During the diabetes class at the hospital, Melody heard about JDRF and knew right away that she had to be a part of it. “I was hoping,” she said, “to find support from other T1D parents, and as the mom of a newly-diagnosed son, being able to ask what works best helps especially with a toddler T1D child.” But as much as she needed the support, she was even more eager to chip in and do her part to find a cure. She decided to join One Walk. And not just join, she became a team captain and hosted her own walk. As she looked back on her experience, she gushed, “My walk experience this year was amazing! This was our first year being a part of JDRF and I actually decided to host my own walk. The outpouring of support was amazing. I passed my fundraising goal and my mile walk goal. I can’t wait to be a part of the big walk.”

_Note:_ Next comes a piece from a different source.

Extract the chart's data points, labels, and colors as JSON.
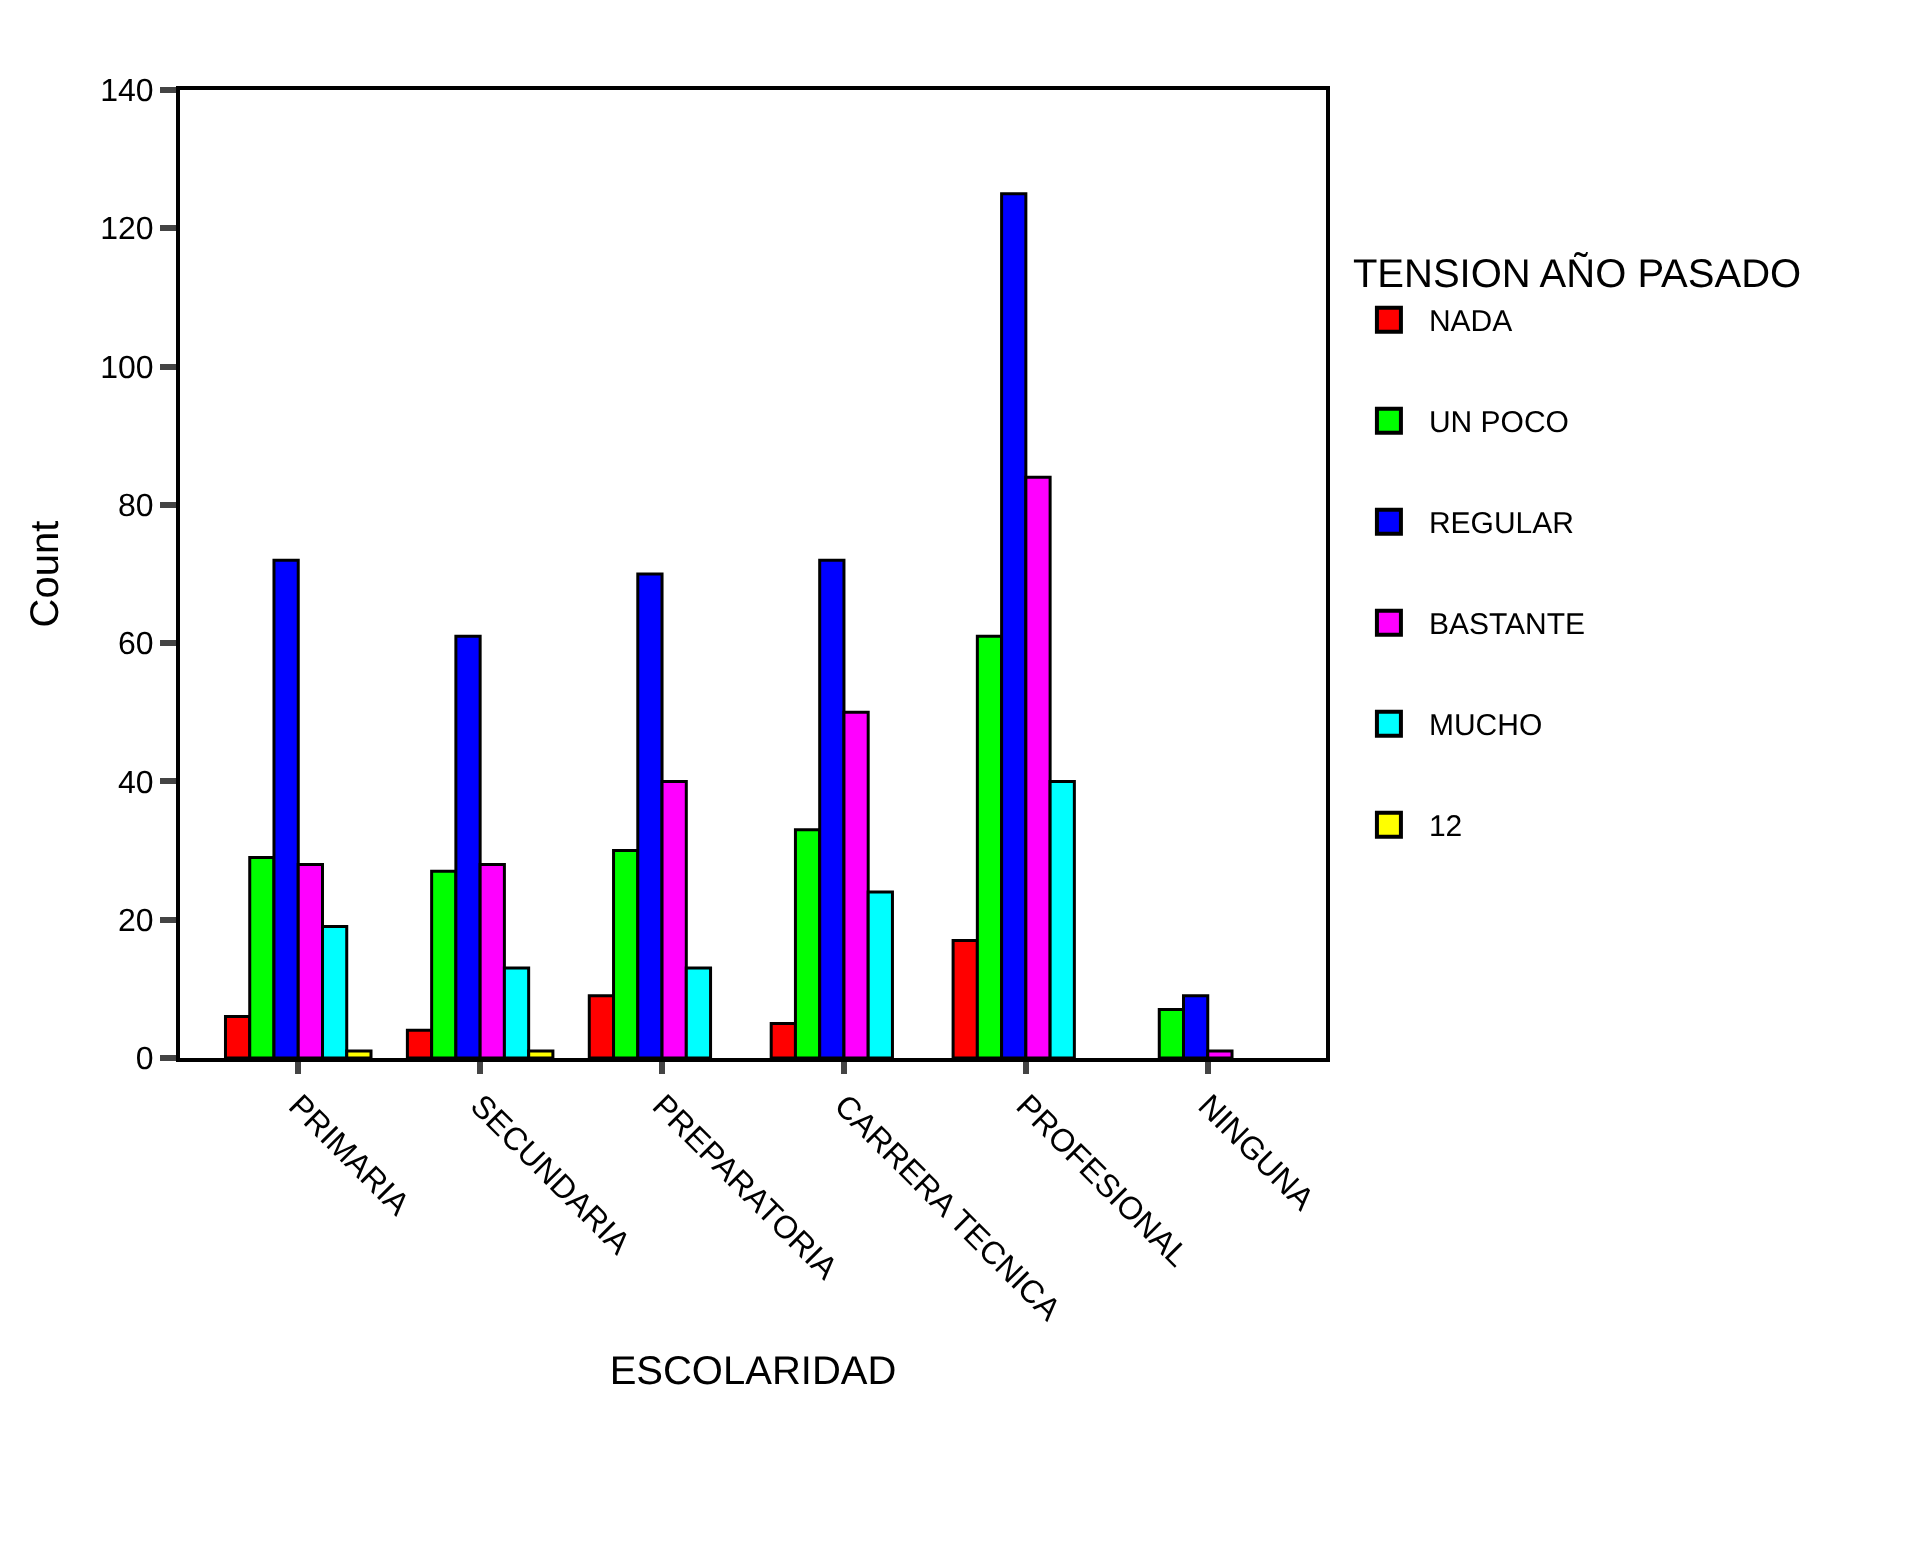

While she is focused on taking each day as it comes – learning, hoping and praying – she does have something to offer newly-diagnosed families, “I think I would first say, ‘yes this is hard, yes you are going to have daily melt downs,’ but know the load lightens in time. Don’t blame yourself for anything – it’s nothing you could have done to have changed this. Allow people to help, even though as a mother or parent you want to do it all because it’s your child. Try to take time for yourself. Ask questions when you don’t know something or feel like something is not right.” She concludes, “Pray and be thankful that you and your child will be ok.”